Friends have been popping in and out, bringing meals and meeting the baby, and they all just look so rested and refreshed. Dropping dinner by, on their way out for a date night, on their way home from getting ice cream, or hanging out at the pool. Home to eat dinner themselves, get their kids to bed, and curl up on the couch and watch the Bachelor. How nice and normal. That’s what I would typically be doing. I bet THEY aren’t going to be up until 3 am with a crying baby, and then up again to stay at 6 am, trying to act and seem NORMAL having only gotten 3 hours of sleep. I bet I won’t ever have good sleep again. I bet with three kids, you just don’t ever really go back to sleeping. Yes it’s true that both of my other kids quickly learned to sleep through the night, and from that point on have always gone to bed at 7:30, and been GREAT sleepers. That won’t happen with this one, though. Nope. I will be here, bouncing and “ssh, shh, sshh-ing” my baby around the house for the rest of my life. I will never get NORMAL sleep again. I just know it.
Ok, I could go on and on, but you get the idea. If you, like me, are the type of person who prefers for things to stay the same, then… no matter how much you love and are thankful for that precious new bundle you just brought home…you’re also yearning for “normal”. As you are rocking them to sleep each night, they are rocking your world…and it feels weird. So allow me to give myself a pep talk really quick, and you can listen in too, if you think it would be helpful:
“Things ARE going to get back to normal. It will be a new normal, but it will be YOUR normal, and it will be be better, and richer, and sweeter, and fuller than the “normal” you had before. It’s ok to feel weird and unsettled for a few weeks or months. In fact, THAT is normal. You WILL go on dates with your husband again. You WILL get in bed at a reasonable hour and sleep all night long again. You WILL fit in your old clothes…and if you don’t, buy some new and better ones. You WILL discover a whole new set of routines, schedules, and systems. You will get into a new groove. You will get into a new niche. Don’t rush it. THIS TIME IS SWEET, TOO. Once your norm returns, you may actually find yourself MISSING these sweet and sleepless first days, with your tiny one, who is only going to get less and less tiny every single day. In fact, you definitely WILL, because even as you are wishing for these days to hurry by…head down, focused, just plowing through the newborn haze… you are already remembering and reminiscing about when your other two were this little, and you’re missing it.”
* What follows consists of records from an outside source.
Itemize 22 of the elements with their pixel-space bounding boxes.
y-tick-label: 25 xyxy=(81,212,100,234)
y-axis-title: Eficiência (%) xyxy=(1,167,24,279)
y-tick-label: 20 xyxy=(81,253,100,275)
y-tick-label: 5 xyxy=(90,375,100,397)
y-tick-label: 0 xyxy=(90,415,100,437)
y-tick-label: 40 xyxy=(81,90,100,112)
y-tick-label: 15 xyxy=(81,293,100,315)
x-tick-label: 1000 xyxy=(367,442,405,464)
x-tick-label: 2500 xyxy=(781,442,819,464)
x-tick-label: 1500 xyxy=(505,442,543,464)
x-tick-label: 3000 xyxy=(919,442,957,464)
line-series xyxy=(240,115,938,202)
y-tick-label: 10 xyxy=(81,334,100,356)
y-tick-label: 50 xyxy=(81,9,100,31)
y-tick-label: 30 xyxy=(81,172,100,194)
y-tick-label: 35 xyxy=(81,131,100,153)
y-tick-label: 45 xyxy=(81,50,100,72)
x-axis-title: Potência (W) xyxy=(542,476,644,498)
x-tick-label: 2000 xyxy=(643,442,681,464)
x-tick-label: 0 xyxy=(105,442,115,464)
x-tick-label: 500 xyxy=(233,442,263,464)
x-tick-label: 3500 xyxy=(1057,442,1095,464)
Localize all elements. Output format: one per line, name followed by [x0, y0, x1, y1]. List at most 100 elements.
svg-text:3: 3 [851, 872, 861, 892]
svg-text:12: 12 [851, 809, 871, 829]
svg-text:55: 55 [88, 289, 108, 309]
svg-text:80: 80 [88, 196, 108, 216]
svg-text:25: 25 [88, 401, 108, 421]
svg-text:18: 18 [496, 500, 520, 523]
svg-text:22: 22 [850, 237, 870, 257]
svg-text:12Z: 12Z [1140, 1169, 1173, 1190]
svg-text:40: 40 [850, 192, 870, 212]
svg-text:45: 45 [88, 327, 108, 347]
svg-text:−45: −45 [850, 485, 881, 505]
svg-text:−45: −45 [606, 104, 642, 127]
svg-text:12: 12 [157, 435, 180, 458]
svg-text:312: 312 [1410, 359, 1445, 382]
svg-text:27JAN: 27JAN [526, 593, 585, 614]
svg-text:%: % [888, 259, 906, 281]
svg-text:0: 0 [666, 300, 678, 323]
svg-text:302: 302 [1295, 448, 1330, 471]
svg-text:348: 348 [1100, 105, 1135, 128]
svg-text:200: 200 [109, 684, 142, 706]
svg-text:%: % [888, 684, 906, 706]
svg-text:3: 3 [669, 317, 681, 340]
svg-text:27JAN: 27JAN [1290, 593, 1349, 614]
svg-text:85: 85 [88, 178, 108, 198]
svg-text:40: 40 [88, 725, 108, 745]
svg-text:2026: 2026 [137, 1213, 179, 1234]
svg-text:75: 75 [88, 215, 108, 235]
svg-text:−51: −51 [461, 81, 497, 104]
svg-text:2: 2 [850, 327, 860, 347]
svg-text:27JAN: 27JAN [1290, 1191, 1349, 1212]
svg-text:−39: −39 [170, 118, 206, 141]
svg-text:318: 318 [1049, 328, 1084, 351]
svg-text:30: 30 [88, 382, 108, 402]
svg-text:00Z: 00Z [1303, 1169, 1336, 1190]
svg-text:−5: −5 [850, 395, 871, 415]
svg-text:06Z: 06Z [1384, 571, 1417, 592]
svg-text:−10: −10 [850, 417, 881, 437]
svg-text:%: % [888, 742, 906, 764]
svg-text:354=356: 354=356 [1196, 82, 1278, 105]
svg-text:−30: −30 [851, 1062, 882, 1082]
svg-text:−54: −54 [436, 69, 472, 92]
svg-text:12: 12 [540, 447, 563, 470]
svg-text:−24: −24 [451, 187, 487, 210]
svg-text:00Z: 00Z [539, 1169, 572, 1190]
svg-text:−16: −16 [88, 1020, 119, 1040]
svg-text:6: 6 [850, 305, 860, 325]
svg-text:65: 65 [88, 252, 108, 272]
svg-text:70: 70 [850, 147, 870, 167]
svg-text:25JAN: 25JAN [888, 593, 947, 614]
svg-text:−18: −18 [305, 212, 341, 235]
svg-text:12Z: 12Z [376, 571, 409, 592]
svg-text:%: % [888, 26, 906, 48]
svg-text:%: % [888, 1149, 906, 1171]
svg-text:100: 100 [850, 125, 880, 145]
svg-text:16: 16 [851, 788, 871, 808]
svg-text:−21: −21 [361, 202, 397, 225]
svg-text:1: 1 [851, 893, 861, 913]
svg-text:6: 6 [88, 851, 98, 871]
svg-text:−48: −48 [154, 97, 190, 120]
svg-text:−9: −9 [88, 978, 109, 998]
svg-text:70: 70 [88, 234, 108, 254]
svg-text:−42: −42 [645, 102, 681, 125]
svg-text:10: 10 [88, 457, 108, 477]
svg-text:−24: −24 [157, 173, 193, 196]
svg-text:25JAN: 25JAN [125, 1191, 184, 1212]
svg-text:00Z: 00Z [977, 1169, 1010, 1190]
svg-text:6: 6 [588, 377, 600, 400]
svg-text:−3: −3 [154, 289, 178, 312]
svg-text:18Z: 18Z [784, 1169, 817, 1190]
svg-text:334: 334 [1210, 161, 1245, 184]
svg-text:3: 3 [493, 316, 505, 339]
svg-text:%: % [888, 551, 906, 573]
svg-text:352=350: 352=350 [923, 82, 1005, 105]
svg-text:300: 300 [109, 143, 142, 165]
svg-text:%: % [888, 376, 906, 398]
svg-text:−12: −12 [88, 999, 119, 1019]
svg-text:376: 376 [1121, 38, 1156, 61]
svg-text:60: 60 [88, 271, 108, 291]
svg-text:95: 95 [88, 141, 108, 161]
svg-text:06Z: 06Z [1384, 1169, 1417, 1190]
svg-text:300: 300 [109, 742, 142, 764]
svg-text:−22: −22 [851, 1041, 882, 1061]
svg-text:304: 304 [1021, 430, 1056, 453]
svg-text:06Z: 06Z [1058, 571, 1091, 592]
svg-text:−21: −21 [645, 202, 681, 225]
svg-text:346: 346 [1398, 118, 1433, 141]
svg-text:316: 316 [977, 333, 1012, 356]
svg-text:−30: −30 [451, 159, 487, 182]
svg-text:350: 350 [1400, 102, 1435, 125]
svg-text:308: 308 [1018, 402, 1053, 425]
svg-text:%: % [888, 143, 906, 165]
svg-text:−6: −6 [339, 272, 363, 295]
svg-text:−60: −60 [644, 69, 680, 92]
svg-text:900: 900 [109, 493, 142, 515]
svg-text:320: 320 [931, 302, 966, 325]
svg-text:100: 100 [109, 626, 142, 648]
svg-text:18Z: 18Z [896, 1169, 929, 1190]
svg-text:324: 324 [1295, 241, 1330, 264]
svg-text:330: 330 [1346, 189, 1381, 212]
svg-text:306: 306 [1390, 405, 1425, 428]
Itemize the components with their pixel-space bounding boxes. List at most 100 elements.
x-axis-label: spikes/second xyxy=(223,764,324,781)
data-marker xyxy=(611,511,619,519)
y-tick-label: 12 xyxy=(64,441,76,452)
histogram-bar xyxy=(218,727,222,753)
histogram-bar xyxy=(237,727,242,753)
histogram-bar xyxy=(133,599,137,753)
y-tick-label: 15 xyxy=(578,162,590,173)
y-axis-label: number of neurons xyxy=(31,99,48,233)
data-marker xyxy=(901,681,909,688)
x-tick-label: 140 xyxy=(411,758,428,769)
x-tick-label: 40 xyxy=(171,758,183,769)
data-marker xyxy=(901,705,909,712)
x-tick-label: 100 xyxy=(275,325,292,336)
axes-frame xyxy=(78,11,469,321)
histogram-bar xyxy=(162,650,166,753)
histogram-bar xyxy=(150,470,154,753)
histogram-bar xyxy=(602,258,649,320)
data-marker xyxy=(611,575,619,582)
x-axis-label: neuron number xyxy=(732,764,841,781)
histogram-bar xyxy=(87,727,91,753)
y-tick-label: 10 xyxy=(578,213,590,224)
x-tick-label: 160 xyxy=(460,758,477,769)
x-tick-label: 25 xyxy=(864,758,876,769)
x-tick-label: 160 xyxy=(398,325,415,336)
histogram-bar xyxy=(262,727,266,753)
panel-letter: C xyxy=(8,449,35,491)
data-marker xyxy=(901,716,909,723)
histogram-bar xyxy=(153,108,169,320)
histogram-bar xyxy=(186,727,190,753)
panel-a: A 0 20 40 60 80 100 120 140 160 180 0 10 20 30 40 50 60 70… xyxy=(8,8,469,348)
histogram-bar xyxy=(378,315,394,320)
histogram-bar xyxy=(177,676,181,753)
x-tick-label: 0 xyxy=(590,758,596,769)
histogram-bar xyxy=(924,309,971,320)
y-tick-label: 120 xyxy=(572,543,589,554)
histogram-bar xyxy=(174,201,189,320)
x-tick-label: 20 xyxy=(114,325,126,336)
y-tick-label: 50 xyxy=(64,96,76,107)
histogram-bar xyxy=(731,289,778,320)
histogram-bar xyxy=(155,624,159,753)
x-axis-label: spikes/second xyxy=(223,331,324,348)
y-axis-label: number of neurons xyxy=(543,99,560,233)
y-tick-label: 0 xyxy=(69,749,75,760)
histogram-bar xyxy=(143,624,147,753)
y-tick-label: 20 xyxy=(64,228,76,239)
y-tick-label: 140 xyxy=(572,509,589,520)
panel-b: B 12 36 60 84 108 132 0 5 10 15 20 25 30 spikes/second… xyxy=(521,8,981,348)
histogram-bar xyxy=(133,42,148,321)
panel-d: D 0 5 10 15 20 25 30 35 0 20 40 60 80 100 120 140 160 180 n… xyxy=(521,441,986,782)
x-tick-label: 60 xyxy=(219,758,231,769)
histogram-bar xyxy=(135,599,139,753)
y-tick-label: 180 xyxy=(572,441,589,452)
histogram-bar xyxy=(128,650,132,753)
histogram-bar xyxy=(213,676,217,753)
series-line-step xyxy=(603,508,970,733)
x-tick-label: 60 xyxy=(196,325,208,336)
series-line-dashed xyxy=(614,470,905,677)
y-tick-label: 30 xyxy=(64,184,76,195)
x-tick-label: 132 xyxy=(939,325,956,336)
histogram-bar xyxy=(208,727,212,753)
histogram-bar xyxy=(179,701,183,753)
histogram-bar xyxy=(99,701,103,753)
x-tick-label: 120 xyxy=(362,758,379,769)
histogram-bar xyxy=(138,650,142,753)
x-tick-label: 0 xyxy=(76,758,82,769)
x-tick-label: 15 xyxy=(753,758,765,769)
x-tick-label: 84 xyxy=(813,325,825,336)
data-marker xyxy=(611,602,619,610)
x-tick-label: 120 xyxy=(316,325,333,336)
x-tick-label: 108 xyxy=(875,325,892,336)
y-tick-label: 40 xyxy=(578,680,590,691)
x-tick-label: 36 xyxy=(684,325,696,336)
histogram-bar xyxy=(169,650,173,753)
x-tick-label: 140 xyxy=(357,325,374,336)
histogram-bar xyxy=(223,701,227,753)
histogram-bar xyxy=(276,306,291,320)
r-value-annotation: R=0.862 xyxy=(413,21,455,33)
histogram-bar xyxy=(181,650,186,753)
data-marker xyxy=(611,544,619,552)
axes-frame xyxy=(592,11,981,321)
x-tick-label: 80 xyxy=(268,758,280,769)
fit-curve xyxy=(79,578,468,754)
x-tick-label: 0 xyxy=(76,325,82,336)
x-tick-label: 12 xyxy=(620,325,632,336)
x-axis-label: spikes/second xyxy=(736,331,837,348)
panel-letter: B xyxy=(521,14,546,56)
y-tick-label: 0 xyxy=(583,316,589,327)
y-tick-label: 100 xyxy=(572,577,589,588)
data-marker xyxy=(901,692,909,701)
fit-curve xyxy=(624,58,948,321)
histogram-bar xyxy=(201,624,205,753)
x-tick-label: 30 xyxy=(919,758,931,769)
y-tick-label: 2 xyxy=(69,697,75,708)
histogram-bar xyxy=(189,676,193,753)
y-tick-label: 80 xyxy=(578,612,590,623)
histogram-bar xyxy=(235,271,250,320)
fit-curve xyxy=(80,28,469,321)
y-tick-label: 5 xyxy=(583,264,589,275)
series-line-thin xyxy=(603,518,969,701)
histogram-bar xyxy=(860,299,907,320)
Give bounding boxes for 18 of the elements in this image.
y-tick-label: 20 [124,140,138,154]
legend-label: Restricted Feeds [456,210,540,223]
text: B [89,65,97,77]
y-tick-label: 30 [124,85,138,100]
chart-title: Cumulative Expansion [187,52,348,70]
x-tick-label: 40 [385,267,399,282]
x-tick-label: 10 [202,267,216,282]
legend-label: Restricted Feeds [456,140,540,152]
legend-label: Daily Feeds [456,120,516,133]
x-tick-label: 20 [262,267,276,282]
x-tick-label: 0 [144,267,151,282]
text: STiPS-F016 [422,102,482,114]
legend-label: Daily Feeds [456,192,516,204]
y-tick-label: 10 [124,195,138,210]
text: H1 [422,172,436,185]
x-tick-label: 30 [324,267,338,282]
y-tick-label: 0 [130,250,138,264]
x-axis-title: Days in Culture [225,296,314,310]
I have already spent considerable time thinking and planning and marking down on my calendar when all my “normal” stuff can start back up:
Two Weeks: I can start lifting and holding my two year old again
Six Weeks: Working out, bubble baths, swimming pools….whatever else ; )
Eight Weeks: School will start back up for my older boys, and I will have some moments to breathe again
Twelve Weeks: Baby will start sleeping through the night (hey, my other two did, anyway)
On and on and on. But…I have resolved to stop thinking that way. In future dates and plans. I want to cherish the NOW. Because right now, there is SO MUCH to cherish..and I don’t want to miss any of it, in my mad dash back to “normal”.